The majority then vacated and remanded. It found the appellate briefing inadequate to address the merits issue in the first instance. But it nevertheless expressed “real doubts” regarding the State Department’s application of a “reason to believe” standard. In particular, it noted that 8 U.S.C. § 1201(g) does not provide a “cross-cutting standard of proof” applicable to all grounds of inadmissibility under 8 U.S.C. § 1182. It further distinguished other provisions of Section 1182 that implicate a “reason to believe” standard because they involved different methods of determining inadmissibility.

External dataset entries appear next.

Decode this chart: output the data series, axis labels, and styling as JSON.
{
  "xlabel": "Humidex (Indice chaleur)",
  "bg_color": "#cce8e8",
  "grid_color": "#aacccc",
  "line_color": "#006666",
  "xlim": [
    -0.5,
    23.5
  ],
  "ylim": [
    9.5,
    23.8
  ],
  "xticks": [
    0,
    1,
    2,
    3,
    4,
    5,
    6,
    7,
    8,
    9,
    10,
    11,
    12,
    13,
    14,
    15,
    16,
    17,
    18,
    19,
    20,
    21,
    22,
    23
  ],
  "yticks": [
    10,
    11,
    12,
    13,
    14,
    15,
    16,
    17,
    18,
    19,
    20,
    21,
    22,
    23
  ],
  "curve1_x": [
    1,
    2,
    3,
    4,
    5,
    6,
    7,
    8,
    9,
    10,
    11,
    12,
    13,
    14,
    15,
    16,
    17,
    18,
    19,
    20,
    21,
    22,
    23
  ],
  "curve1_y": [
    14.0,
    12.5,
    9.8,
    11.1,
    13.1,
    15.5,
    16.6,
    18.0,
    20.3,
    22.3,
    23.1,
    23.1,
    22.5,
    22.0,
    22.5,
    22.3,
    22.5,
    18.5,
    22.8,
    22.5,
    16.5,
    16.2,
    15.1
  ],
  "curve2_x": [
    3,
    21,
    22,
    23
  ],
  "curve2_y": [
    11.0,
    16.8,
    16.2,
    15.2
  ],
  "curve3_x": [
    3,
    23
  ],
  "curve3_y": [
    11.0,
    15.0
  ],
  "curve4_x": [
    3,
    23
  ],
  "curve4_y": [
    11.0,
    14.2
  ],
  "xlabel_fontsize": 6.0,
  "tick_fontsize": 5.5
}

Other Administrative Law Decisions
In Nelson v. SEC, the court denied a whistleblower’s petition for review of an order allocating an award to three other individuals. In an opinion by Judge Childs, the majority held that the whistleblower’s petition was untimely; assumed that he was entitled to equitable tolling; held that he forfeited one of his arguments before the agency; and held that the SEC’s allocation was not otherwise arbitrary and capricious. Judge Henderson concurred in the judgment. She disagreed as to timeliness, equitable tolling, and forfeiture, but she rejected the forfeited argument on the merits.
Finally, in Central Hudson Gas & Electric Corp. v. FERC, the court unanimously denied a petition for review of FERC’s refusal to change the rules that prohibit grid owners from funding certain upgrades.